A URL filtering server is identified by the following items, which also form the indexes into the URL filtering server statistics table:

•URL Filtering Server Address Type—Type of IP address of the URL filtering server. For example, IPv4 or IPv6.

•URL Filtering Server Address—IP address of the URL filtering server.

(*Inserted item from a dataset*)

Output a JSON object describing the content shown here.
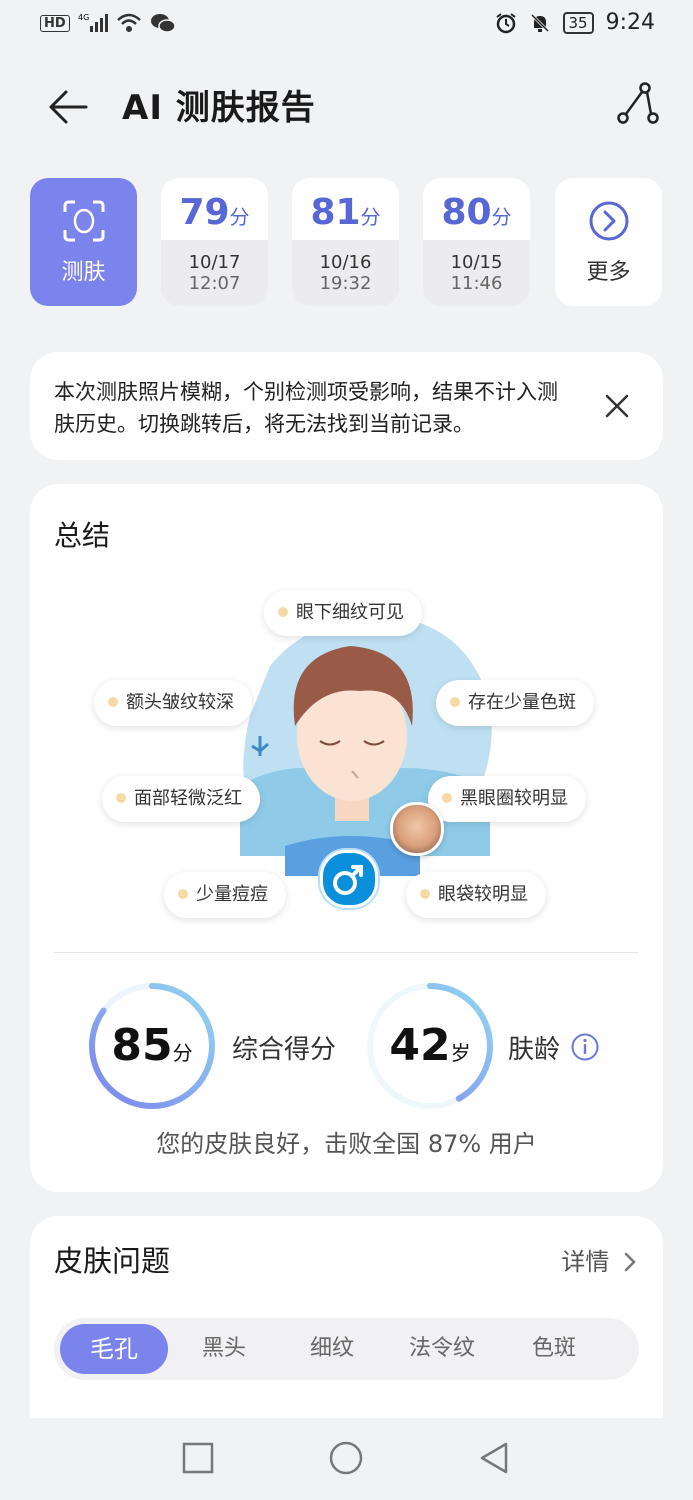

•URL Filtering Server Port—Port number that the URL filtering server uses to receive filtering requests.

How to Use Firewall MIBs

This section contains the following task:

•Enabling SNMP for Firewall Sessions

•Verifying Firewall Connection and URL Filtering Statistics

Enabling SNMP for Firewall Sessions

Use this task to enable SNMP for firewall-related session management.

Prerequisites

Before you can begin monitoring firewall performance via SNMP, you must set up the firewall by performing the following tasks:

•Configure a firewall policy via the ip inspect name command.

---

Note Statistics are collected only for protocols that are specified via the ip inspect name command.

---

•Enable the firewall by applying the firewall on a target via the interface command followed by the ip inspect command.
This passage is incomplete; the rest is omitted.